4.9.2. Getting started
Compile your MPI application as usual, taking care to link it using the same mpicc that your Valgrind build was
configured with.
Use the following basic scheme to run your application on Valgrind with the wrappers engaged:
MPIWRAP_DEBUG=[wrapper-args]
LD_PRELOAD=$prefix/lib/valgrind/libmpiwrap-<platform>.so
mpirun [mpirun-args]
$prefix/bin/valgrind [valgrind-args]
[application] [app-args]
As an alternative to LD_PRELOADing libmpiwrap-<platform>.so, you can simply link it to your application
if desired. This should not disturb native behaviour of your application in any way.
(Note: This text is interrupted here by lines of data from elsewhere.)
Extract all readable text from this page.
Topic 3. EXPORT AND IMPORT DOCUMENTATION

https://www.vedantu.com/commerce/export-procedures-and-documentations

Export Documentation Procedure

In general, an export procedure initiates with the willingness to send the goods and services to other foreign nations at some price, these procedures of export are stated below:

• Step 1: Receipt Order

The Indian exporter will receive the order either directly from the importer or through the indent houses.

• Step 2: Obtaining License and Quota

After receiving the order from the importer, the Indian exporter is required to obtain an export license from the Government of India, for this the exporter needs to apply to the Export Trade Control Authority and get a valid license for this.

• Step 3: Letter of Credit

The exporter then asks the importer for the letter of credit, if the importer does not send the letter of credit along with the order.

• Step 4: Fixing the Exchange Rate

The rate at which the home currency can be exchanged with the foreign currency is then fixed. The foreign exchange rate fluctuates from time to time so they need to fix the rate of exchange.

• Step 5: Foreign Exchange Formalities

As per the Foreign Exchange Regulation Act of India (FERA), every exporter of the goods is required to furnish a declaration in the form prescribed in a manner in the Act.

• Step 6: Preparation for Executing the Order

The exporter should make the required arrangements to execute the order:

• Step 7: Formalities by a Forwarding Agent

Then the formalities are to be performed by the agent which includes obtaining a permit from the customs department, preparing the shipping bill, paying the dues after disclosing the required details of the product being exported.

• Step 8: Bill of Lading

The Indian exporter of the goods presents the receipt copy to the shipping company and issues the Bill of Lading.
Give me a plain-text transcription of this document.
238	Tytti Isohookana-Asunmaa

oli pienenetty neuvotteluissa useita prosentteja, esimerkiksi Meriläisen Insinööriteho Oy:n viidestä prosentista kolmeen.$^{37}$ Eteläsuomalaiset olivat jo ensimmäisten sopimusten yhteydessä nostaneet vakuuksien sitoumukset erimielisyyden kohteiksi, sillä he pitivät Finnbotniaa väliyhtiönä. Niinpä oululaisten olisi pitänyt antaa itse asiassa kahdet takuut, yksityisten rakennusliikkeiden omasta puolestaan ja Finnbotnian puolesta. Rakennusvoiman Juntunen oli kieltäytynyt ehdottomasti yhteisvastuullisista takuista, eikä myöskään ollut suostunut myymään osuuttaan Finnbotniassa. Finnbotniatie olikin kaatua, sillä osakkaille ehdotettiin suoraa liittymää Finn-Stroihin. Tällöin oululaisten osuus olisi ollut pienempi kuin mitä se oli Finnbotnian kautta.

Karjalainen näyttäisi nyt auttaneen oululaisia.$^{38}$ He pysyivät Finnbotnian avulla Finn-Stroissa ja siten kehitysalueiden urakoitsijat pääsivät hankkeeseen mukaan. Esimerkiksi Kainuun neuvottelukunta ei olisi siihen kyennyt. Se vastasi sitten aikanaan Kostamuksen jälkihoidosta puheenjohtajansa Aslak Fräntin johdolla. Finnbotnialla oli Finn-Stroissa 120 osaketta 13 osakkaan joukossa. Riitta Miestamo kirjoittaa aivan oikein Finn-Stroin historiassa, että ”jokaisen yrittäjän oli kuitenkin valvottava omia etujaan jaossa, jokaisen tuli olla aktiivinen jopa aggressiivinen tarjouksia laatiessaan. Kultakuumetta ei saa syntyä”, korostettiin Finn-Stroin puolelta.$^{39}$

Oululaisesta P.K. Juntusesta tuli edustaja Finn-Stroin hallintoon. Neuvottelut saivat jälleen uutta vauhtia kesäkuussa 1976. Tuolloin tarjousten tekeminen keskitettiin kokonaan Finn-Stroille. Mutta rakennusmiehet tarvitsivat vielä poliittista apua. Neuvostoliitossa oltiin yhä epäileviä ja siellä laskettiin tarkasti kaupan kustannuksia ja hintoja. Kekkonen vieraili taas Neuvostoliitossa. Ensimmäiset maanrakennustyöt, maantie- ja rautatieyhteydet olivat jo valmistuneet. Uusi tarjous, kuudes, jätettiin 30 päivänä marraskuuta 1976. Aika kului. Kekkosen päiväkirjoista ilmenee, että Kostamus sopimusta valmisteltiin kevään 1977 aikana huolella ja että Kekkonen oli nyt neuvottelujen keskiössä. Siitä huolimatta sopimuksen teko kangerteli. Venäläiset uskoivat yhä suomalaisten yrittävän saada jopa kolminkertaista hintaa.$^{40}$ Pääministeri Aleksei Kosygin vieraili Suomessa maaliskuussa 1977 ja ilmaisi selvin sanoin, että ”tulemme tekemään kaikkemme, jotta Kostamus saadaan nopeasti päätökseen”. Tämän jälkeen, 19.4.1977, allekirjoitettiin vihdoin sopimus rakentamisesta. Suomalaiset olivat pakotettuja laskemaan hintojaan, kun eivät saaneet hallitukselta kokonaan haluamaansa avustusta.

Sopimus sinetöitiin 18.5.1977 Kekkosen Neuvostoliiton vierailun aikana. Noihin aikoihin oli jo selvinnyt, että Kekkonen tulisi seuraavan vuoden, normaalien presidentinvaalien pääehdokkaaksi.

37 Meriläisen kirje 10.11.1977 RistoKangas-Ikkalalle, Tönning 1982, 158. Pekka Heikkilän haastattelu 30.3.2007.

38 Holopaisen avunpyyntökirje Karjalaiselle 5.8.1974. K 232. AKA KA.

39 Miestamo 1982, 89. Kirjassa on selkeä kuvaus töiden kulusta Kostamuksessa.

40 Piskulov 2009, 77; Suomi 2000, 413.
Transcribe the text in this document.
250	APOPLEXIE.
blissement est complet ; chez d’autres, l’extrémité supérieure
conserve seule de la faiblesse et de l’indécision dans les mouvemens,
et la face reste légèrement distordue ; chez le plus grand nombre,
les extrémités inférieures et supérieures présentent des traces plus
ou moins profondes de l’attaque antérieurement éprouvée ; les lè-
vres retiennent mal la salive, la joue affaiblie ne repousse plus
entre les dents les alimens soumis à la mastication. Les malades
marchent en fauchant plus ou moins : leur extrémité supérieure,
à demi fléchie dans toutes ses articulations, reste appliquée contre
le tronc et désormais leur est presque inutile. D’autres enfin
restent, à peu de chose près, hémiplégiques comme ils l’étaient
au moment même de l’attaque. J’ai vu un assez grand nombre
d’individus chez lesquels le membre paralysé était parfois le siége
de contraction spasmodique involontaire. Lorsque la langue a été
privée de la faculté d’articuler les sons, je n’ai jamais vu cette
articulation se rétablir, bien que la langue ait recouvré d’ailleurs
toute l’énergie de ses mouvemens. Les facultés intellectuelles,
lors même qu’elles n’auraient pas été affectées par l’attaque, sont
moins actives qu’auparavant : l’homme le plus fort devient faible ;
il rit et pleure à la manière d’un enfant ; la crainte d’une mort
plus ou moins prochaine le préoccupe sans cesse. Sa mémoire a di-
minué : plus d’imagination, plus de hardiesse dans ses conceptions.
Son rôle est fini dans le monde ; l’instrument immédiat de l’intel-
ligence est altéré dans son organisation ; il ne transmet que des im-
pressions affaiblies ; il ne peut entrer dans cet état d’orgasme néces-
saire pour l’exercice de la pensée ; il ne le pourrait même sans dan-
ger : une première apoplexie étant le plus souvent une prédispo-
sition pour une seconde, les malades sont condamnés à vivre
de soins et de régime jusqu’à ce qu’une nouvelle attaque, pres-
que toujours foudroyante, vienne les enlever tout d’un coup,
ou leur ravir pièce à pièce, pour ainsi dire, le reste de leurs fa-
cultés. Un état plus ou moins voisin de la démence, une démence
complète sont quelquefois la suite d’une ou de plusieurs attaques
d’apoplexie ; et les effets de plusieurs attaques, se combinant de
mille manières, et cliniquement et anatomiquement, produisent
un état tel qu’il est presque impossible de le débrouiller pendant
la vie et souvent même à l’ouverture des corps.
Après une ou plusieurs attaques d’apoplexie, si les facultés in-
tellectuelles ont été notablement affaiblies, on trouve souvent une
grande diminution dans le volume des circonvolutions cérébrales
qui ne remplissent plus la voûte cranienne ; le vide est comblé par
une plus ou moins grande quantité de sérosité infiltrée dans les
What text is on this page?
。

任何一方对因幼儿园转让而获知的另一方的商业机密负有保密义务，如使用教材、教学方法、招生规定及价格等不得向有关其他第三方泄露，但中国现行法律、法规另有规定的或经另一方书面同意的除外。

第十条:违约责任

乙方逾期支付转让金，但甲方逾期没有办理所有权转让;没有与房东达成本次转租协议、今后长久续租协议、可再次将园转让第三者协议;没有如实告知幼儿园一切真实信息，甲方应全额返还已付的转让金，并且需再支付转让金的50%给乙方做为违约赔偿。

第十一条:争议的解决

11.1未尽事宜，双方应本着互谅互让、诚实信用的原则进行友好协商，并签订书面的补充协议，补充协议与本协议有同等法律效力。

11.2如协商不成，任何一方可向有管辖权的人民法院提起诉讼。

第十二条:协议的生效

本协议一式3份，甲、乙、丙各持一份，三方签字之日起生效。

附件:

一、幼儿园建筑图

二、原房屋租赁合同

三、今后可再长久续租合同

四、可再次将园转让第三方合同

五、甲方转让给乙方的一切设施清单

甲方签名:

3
4.9.3. Controlling the wrapper library
Environment variable MPIWRAP_DEBUG is consulted at startup. The default behaviour is to print a starting banner
valgrind MPI wrappers 16386: Active for pid 16386
valgrind MPI wrappers 16386: Try MPIWRAP_DEBUG=help for possible options
and then be relatively quiet.
You can give a list of comma-separated options in MPIWRAP_DEBUG. These are
• verbose: show entries/exits of all wrappers. Also show extra debugging info, such as the status of outstanding
MPI_Requests resulting from uncompleted MPI_Irecvs.
• quiet: opposite of verbose, only print anything when the wrappers want to report a detected programming
error, or in case of catastrophic failure of the wrappers.
• warn: by default, functions which lack proper wrappers are not commented on, just silently ignored. This causes
a warning to be printed for each unwrapped function used, up to a maximum of three warnings per function.
• strict: print an error message and abort the program if a function lacking a wrapper is used.